By building cooperative relationships and promoting capacity building, DHS is helping to raise the standard for regional transnational security and, more importantly, concretely advancing the security of the United States. But, there is still important work to be done. Our aim in Asia-Pacific is to facilitate the development of a model for secure trade and travel. We applaud the Malaysian passage of their 2010 Strategic Trade Act, aimed at counter-proliferation and smuggling of strategic goods, but we must also work with our Malaysian customs counterparts in sharing best practices and practical solutions to the challenges that they face based on our experience in implementing export control legislation. We must also continue to develop and contribute to information sharing arrangements, including PCSC agreements, in order to prevent the free movement of known threats and risks while ensuring the protection of privacy and civil rights. And we must remain committed to DHS presence and support for partners in the region.

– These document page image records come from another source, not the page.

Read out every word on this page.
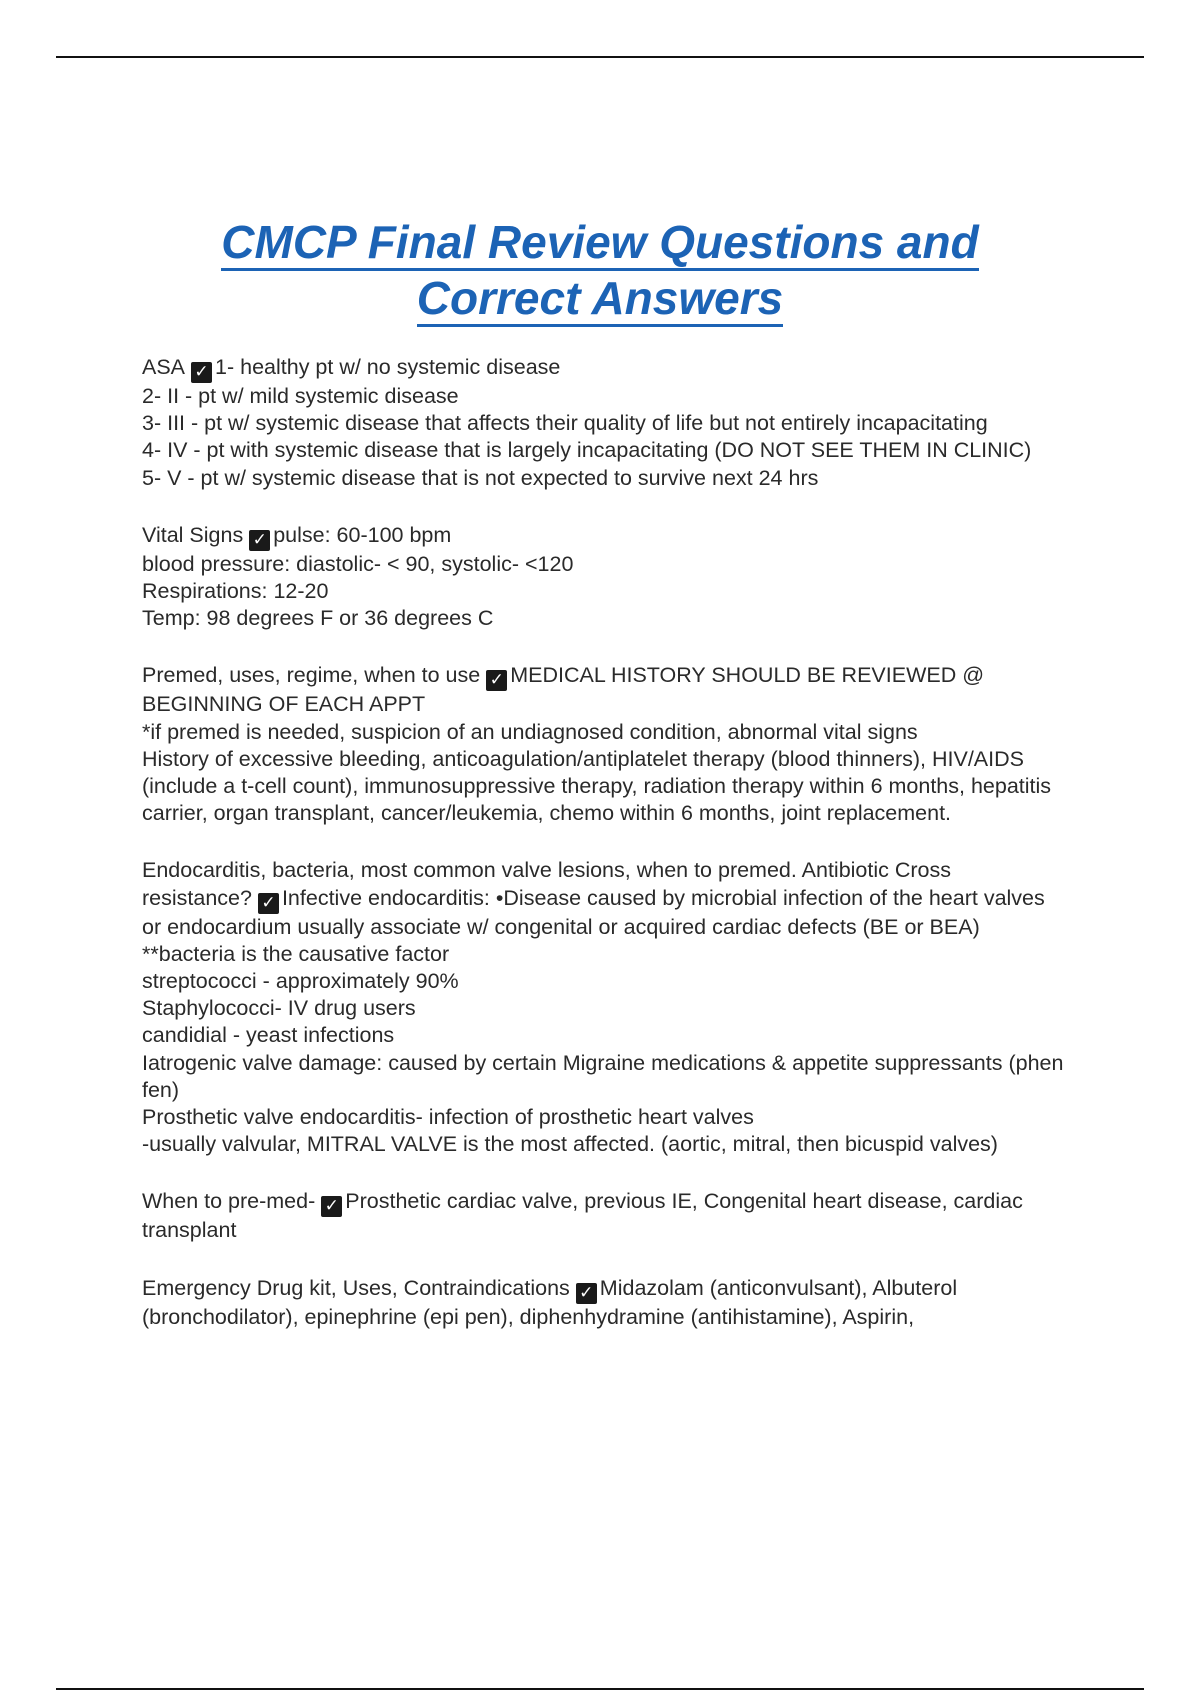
CMCP Final Review Questions and
Correct Answers

ASA ✓ 1- healthy pt w/ no systemic disease

2- II - pt w/ mild systemic disease

3- III - pt w/ systemic disease that affects their quality of life but not entirely incapacitating

4- IV - pt with systemic disease that is largely incapacitating (DO NOT SEE THEM IN CLINIC)

5- V - pt w/ systemic disease that is not expected to survive next 24 hrs

Vital Signs ✓ pulse: 60-100 bpm

blood pressure: diastolic- < 90, systolic- <120

Respirations: 12-20

Temp: 98 degrees F or 36 degrees C

Premed, uses, regime, when to use ✓ MEDICAL HISTORY SHOULD BE REVIEWED @ BEGINNING OF EACH APPT

*if premed is needed, suspicion of an undiagnosed condition, abnormal vital signs

History of excessive bleeding, anticoagulation/antiplatelet therapy (blood thinners), HIV/AIDS (include a t-cell count), immunosuppressive therapy, radiation therapy within 6 months, hepatitis carrier, organ transplant, cancer/leukemia, chemo within 6 months, joint replacement.

Endocarditis, bacteria, most common valve lesions, when to premed. Antibiotic Cross resistance? ✓ Infective endocarditis: •Disease caused by microbial infection of the heart valves or endocardium usually associate w/ congenital or acquired cardiac defects (BE or BEA)

**bacteria is the causative factor

streptococci - approximately 90%

Staphylococci- IV drug users

candidial - yeast infections

Iatrogenic valve damage: caused by certain Migraine medications & appetite suppressants (phen fen)

Prosthetic valve endocarditis- infection of prosthetic heart valves

-usually valvular, MITRAL VALVE is the most affected. (aortic, mitral, then bicuspid valves)

When to pre-med- ✓ Prosthetic cardiac valve, previous IE, Congenital heart disease, cardiac transplant

Emergency Drug kit, Uses, Contraindications ✓ Midazolam (anticonvulsant), Albuterol (bronchodilator), epinephrine (epi pen), diphenhydramine (antihistamine), Aspirin,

United States leadership in the Asia-Pacific region is essential to our long-term security and DHS will continue to play an important role. The dramatic growth of Asian economies and our many linkages with the region require a proactive cooperative approach that anticipates sustained long term growth while minimizing transnational threats. The growth in Asia-Pacific will inevitably present both significant challenges and opportunities for the United States. DHS is committed to meeting these challenges and seizing opportunities through comprehensive international engagement.
Chairman Rogers, Ranking Member Jackson Lee and distinguished Members of the House Committee, let me conclude by reiterating that I look forward to exploring opportunities to advance our cooperation with Asia-Pacific partners. Thank you again for this opportunity to testify. I would be happy to answer your questions.